Chez l’eau à la bouche, on aime les projets qui ont de la personnalité. Pour cette édition, direction la Californie, à la rencontre d’une vigneronne qui bouscule les codes avec humour, profondeur, et un goût affirmé pour la transmission.
Derrière Tipsy Rose, un nom plein d’ironie tendre, se cache une femme ancrée dans son terroir, passionnée par le geste, et convaincue que le vin peut (et doit) rester un langage vivant.
Si ton vin était une scène de film ?
Ce serait une scène de road trip en fin de journée. Tu sais, ce moment où le soleil décline, où on est un peu fatigué, mais heureux, plein d’histoires à se raconter. Mon vin, c’est ça : un moment suspendu, pas parfait, mais vibrant.
Tu parles souvent du lien physique au vin. Pourquoi c’est si important pour toi ?
Parce que faire du vin, ce n’est pas juste de la chimie ou de la gestion. C’est un métier de mains, de muscles, de gestes répétés. J’adore les punchdowns, c’est comme danser avec le vin.
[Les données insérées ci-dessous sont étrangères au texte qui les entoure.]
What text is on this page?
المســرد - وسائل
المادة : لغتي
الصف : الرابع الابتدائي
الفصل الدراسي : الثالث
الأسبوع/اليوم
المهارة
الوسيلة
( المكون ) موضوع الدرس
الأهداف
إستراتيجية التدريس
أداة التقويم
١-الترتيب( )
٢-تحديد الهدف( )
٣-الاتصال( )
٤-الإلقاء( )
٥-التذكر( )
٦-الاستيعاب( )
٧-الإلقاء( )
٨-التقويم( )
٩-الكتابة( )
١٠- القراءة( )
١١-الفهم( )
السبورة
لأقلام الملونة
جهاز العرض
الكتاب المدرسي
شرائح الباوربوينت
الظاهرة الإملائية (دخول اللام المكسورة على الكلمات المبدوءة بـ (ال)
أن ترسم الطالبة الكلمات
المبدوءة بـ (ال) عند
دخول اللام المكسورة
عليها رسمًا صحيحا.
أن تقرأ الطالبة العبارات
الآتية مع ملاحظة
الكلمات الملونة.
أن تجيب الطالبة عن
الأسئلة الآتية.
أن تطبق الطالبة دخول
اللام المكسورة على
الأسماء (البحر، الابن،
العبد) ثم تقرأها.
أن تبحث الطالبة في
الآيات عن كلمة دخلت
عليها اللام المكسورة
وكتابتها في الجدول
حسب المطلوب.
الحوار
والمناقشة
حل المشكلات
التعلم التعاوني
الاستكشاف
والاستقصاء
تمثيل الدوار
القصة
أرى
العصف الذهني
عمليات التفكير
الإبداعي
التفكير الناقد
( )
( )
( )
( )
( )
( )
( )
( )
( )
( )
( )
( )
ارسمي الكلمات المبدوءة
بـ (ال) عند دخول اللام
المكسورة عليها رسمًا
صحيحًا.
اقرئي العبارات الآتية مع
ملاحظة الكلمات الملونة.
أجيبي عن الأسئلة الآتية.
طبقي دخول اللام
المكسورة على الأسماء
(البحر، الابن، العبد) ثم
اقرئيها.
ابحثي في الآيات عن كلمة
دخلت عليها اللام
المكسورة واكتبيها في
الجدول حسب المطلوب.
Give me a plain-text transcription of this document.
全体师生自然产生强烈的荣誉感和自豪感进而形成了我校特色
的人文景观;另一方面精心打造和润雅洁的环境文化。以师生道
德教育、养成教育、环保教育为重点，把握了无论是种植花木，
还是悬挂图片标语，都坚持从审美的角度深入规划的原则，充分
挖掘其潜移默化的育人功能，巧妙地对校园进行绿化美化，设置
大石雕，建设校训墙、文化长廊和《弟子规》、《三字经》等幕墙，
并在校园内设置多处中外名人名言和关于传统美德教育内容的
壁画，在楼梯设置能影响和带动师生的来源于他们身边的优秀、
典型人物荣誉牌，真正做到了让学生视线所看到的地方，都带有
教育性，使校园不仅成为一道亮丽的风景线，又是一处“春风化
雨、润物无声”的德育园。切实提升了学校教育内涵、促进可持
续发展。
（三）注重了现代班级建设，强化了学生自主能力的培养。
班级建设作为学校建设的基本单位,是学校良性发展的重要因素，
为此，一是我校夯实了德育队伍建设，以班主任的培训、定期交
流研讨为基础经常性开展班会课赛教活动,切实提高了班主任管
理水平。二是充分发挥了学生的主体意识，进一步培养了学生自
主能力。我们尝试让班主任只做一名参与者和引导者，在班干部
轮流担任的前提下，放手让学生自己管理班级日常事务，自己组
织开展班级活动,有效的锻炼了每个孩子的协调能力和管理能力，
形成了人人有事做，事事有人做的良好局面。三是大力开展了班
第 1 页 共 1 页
Si quelqu’un d’autre les fait à ma place, même si le résultat est bon, ce n’est plus tout à fait "mon" vin.
Pourquoi avoir appelé ta marque Tipsy Rose ?
C’est parti d’une blague entre amis, à l’époque où je pensais juste apprendre, pas créer un vin. Tipsy, c’est pour l’image d’un bateau qui tangue – comme moi parfois ! Et Rose, c’est un hommage à ma grand-mère. Elle n’était pas douce, mais elle m’a appris à tenir debout. C’est un nom qui ne se prend pas trop au sérieux, comme moi.
Qu’est-ce que tu aimerais qu’on ressente en buvant Tipsy Rose ?
Du plaisir, surtout. Et peut-être aussi un petit quelque chose qui fait lever un sourcil. J’aime quand un vin surprend, sans écraser. S’il peut faire rire, réfléchir, ou rappeler une vieille histoire oubliée, alors j’ai réussi.
Tu dis que le vin doit rester "vivant". Tu peux expliquer ?
Je trouve que le vin, parfois, devient trop figé. Trop sacralisé. Si on veut que les jeunes générations s’y intéressent, il faut qu’on leur parle autrement. Avec plus d’humanité, moins de jargon. Moi, je veux que mon vin donne envie de parler, de partager, pas juste d’impressionner.
Et avec tes clients, c’est quoi ta manière de créer du lien ?
Je ne vends pas du vin comme un produit fini. Je propose une histoire, une énergie. Si je sens qu’un resto ou une cave ne capte pas ça, je préfère passer mon tour. Mais quand ça matche, c’est magique. J’ai trouvé ça par exemple avec Friend of a Farmer à New York : même vision, même respect du vivant.
Un vin qui t’a marquée à vie ?
Un 1989 Opus One bu un soir d’hiver, seul avec un carnet. Il m’a stoppée net. Et puis un Champagne José Michel – c’était comme une gifle tendre. Certains vins, tu ne les bois pas, ils te tombent dessus.
Ton prochain cap ?
Continuer à grandir sans perdre ma liberté. Peut-être déléguer un peu, mais sans jamais laisser partir le cœur de ce que je fais. Et j’ai un rêve : créer des micro-événements où les gens peuvent goûter, cuisiner, parler, danser autour du vin. Le vin, c’est du lien. Rien d’autre.
Et si tu devais trinquer à tout ça ?
Un pétillant un peu trouble, à peine frais, et des frites maison au romarin. Le croustillant, c’est essentiel pour rêver droit.